AmazonFresh Pickup, which was announced in March, is one way the company is seeking to work around that challenge.

“What [Amazon wants] to do to be efficient is to have the consumer take control of that last mile,” Kahn said. “If you can make it convenient for the customer to pick up the groceries, then they’re handling the last mile.”

There is also the possibility that, rather than looking at hard-to-find industrial properties in urban centers that it could use as food distribution hubs, Amazon instead looks at smaller retail locations—similar to Amazon Go—as a means of addressing the obstacles associated with the AmazonFresh delivery model.

“When I look at that [Amazon Go] convenience store they opened in Seattle, I ask myself, ‘Does Jeff Bezos want to sell slurpees?’ ” Brown said. “Instead of looking for an 80,000-square-foot warehouse that does not exist in the urban core, what’s readily available? There’s plenty of small retail space.

“This could be the way that they really ramp up the growth of AmazonFresh,” he added. “I’m not surprised if we’re seeing hundreds of these Amazon food and convenience stores popping up. Of course, they’ll have the benefit of being brick-and-mortar [stores], but the real goal would be to boost their delivery of AmazonFresh.”

Whatever direction Amazon ends up going in with its real estate, virtually no one expects that Bezos’ appetite for expansion is sated. In March, The New York Times reported that Amazon is exploring the idea of “showcase” stores specializing in furniture, appliances and other home merchandise that customers are usually reluctant to buy online without seeing in person first.

The Times also reported that Amazon has been working on a venture, known internally as “Project Everest,” that would see it open brick-and-mortar grocery stores in India—a massive, underserved market. And just this month, it was reported that Amazon is getting increasingly serious about long-gestating plans to get into the pharmacy market and compete with the likes of CVS, Rite Aid and Walgreens.

“It’s at the point where it’s clear, based on the number of closings in the retail space just this year, that Amazon is in a good position,” Hottovy said of Amazon’s physical retail operations. “Now is the time to take it to the next step. If done right, it’s a way to make it an extension of the online platform.”
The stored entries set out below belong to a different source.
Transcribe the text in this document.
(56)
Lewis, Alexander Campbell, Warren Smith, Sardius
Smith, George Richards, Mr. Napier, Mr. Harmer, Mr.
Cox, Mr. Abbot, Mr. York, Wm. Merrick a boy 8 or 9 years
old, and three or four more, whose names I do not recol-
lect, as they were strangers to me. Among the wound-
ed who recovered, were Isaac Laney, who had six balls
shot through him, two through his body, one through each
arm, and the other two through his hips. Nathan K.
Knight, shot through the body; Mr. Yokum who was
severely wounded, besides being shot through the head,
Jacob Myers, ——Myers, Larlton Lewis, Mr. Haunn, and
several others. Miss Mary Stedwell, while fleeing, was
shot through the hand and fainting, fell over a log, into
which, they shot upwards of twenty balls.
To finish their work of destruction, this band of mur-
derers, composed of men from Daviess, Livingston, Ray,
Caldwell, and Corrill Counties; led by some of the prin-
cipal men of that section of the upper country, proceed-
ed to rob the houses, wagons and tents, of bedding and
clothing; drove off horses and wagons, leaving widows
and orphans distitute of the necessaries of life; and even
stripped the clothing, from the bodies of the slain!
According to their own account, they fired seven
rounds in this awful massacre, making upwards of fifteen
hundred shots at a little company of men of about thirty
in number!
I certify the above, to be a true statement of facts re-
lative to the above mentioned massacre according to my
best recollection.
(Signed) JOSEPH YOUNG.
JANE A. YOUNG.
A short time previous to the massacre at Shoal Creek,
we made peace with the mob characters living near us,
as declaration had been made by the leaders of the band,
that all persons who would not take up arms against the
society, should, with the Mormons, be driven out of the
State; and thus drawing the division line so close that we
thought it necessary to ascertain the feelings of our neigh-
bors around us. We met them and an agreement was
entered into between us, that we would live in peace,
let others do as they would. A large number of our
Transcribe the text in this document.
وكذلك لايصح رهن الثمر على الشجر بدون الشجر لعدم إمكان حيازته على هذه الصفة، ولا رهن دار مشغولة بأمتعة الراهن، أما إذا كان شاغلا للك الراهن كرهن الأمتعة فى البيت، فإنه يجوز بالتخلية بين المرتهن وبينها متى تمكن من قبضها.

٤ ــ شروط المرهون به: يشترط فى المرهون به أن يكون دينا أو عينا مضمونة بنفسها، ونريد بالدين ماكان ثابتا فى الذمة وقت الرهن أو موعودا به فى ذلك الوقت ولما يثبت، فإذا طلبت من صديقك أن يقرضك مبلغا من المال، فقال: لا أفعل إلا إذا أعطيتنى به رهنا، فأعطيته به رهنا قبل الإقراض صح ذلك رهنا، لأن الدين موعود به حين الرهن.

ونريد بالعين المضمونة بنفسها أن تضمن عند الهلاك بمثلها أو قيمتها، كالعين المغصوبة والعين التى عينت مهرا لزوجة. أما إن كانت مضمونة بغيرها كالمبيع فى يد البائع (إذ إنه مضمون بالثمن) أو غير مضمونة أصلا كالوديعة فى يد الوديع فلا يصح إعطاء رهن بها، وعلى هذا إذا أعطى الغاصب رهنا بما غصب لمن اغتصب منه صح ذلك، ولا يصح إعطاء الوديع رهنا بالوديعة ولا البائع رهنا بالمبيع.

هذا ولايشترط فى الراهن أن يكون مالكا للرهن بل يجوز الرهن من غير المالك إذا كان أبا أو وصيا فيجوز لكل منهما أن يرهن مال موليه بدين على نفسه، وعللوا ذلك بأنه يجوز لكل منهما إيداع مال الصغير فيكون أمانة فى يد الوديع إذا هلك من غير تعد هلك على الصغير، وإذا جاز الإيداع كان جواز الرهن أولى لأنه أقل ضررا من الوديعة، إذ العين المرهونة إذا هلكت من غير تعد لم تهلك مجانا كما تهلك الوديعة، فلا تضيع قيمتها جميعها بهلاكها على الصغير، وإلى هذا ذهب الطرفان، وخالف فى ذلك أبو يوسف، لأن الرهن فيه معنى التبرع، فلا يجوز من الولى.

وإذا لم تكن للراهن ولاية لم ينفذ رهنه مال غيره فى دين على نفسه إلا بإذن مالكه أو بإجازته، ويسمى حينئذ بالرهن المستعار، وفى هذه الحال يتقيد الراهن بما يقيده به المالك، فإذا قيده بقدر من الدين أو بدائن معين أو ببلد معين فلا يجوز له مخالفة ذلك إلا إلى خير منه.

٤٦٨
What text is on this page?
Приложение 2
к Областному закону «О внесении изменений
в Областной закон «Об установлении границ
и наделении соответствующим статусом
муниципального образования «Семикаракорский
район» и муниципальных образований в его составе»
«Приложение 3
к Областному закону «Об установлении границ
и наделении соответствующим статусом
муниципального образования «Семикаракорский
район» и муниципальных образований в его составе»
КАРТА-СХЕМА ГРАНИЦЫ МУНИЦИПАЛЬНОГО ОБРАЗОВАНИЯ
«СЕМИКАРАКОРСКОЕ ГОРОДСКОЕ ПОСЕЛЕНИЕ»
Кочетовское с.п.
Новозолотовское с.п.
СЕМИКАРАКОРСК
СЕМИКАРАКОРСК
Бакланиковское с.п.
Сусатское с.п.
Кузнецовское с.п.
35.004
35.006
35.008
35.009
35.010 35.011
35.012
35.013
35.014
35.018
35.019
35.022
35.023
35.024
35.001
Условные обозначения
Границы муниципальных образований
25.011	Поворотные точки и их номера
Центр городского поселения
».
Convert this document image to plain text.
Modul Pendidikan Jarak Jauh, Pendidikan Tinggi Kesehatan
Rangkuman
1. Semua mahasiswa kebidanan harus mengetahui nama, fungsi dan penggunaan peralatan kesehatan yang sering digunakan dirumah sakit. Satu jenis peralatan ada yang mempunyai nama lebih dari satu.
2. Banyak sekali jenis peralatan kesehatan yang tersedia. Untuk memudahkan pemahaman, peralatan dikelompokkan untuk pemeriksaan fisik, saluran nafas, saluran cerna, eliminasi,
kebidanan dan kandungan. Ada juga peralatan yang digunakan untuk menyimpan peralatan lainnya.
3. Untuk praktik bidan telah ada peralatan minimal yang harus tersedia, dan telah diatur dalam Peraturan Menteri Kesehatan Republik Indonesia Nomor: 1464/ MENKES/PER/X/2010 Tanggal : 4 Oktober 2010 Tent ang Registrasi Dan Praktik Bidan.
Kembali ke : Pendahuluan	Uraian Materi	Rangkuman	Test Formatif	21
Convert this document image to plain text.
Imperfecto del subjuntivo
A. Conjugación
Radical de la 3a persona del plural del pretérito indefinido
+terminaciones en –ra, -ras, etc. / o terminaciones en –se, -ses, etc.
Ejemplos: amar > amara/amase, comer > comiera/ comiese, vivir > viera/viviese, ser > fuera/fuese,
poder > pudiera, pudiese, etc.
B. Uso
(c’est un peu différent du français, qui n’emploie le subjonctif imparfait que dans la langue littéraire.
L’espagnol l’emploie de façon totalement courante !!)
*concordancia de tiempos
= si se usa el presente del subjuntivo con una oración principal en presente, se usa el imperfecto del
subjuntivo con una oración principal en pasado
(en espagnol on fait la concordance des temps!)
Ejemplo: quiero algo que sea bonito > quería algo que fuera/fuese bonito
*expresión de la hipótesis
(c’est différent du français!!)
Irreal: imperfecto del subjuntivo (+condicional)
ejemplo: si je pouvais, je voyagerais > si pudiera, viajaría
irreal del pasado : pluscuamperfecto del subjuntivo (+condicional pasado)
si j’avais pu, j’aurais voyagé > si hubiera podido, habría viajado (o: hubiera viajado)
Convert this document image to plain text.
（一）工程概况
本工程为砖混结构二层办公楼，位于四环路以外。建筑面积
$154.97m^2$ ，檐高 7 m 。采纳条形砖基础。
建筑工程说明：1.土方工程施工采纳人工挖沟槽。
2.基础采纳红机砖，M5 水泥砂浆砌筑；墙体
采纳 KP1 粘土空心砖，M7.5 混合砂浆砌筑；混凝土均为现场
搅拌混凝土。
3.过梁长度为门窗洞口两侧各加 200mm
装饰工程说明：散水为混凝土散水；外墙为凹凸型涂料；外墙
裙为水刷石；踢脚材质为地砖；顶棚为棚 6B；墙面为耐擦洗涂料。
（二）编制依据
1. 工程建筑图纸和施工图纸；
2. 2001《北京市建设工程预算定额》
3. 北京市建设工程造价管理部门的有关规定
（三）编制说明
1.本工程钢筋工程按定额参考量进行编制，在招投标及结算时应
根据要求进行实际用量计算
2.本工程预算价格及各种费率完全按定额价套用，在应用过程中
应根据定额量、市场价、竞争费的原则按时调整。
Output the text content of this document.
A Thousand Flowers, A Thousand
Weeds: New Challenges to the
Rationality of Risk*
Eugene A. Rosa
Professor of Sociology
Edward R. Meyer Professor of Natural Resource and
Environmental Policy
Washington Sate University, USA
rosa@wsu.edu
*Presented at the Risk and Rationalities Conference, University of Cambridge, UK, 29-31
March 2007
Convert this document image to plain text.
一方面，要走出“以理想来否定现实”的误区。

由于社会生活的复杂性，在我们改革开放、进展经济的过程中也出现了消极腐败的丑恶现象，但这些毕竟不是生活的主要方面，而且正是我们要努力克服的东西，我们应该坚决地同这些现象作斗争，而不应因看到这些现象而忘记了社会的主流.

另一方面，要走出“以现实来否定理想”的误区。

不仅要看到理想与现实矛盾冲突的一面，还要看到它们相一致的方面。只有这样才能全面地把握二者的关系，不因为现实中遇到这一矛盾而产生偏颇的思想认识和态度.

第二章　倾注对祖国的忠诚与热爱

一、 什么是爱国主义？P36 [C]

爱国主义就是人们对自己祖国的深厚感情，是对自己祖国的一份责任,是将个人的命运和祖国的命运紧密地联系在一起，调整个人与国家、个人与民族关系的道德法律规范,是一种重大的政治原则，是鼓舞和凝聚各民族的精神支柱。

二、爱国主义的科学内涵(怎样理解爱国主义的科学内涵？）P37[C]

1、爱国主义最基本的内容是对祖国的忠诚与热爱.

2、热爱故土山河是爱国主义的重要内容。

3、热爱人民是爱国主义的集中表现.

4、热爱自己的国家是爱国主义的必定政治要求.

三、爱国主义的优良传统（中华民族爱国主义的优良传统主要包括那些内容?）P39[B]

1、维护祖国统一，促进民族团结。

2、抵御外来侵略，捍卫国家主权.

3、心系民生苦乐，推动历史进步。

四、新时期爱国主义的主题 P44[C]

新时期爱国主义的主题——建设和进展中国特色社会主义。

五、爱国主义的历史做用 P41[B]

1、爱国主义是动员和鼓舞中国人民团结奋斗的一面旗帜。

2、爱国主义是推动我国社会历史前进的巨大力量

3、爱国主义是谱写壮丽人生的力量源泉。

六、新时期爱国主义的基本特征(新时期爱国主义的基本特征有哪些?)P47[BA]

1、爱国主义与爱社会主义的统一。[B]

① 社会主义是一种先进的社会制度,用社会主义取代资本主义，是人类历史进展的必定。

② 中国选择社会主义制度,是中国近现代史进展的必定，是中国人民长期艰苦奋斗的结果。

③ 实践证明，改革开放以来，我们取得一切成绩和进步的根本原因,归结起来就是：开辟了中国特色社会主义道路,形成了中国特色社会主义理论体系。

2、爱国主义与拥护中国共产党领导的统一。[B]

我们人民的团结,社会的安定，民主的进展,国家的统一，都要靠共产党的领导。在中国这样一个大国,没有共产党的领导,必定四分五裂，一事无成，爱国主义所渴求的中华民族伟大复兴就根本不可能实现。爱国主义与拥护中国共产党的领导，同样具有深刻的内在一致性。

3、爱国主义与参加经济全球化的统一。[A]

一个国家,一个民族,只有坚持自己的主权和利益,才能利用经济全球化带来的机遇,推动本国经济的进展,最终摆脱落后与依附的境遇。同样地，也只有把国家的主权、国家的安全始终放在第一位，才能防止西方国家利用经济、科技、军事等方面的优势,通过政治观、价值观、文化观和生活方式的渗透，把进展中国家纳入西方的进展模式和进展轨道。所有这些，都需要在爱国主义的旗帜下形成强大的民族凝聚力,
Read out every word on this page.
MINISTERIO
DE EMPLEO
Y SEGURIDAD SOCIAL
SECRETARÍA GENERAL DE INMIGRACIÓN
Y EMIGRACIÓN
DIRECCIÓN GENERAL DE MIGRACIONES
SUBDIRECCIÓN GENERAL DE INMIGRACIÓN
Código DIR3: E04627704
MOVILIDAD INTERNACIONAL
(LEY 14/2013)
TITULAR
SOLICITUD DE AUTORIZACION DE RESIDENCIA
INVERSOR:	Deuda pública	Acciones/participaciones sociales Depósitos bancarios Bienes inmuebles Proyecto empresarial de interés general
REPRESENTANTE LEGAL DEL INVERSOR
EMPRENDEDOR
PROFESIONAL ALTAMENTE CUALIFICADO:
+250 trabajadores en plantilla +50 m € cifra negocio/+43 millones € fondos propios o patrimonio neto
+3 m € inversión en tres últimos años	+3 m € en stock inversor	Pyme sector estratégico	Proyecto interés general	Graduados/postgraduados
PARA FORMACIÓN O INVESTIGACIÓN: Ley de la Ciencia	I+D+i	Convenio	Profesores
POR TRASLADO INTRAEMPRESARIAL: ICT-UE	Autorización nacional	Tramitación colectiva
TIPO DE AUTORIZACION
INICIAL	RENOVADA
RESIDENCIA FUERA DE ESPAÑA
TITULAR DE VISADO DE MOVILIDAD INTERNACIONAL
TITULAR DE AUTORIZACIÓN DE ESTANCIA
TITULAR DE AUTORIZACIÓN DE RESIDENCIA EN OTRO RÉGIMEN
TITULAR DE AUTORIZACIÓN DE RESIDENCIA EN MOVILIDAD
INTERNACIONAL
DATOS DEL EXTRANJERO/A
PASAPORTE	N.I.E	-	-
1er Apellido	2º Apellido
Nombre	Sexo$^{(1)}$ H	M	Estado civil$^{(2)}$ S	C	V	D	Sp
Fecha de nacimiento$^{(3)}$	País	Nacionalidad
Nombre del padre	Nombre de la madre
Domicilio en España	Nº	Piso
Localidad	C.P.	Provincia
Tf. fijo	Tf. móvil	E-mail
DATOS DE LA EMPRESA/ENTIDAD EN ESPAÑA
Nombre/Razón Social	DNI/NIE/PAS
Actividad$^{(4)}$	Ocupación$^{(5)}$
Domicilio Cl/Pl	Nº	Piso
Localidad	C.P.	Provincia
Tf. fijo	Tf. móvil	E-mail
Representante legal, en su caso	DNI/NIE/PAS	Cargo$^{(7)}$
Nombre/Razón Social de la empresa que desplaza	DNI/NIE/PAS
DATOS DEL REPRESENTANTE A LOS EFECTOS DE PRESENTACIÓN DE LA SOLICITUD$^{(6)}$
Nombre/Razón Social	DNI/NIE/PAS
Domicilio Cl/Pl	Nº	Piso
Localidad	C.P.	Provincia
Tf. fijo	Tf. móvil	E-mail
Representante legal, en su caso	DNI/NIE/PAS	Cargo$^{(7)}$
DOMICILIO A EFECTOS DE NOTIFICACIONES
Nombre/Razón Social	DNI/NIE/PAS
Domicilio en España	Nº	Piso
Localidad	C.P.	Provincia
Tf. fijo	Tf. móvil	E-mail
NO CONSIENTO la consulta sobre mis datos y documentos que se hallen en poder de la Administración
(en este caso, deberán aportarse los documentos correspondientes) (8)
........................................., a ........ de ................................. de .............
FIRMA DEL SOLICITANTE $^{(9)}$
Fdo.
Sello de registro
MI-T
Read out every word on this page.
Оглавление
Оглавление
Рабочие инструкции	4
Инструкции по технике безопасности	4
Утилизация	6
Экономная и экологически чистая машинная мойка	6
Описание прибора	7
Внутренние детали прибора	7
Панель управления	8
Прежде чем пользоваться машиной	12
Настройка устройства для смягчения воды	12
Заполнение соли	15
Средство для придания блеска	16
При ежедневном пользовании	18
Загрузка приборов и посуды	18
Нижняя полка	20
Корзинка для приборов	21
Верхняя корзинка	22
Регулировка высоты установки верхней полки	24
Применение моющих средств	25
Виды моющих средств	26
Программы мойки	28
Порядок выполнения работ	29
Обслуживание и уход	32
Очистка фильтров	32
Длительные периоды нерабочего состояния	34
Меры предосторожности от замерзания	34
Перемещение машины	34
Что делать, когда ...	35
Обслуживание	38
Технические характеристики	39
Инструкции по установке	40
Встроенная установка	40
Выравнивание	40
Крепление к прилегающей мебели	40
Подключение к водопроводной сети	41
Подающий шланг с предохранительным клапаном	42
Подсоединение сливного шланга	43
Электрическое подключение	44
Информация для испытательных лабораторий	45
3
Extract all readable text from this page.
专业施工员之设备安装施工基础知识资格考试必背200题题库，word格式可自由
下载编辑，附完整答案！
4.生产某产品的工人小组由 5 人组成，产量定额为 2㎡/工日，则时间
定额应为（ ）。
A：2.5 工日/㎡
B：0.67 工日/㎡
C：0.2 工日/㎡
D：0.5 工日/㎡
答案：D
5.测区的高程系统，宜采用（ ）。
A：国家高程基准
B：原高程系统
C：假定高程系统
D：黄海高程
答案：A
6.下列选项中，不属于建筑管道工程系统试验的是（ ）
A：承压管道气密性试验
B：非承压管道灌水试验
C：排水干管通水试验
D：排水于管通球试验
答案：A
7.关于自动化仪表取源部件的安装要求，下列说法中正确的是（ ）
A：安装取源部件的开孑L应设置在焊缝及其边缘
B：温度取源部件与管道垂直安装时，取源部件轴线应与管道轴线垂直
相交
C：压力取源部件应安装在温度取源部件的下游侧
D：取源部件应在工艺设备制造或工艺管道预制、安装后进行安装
After a wildly successful first two decades as a public company, no one is certain what the next two decades will bring for Amazon. But should it become the world’s first trillion-dollar company—as some have suggested is Bezos’ goal—it would likely be in no small part due to the fact that it pivoted at a critical moment and conquered both internet and brick-and-mortar retail simultaneously.

Update: This story has been updated to include a statement from Amazon.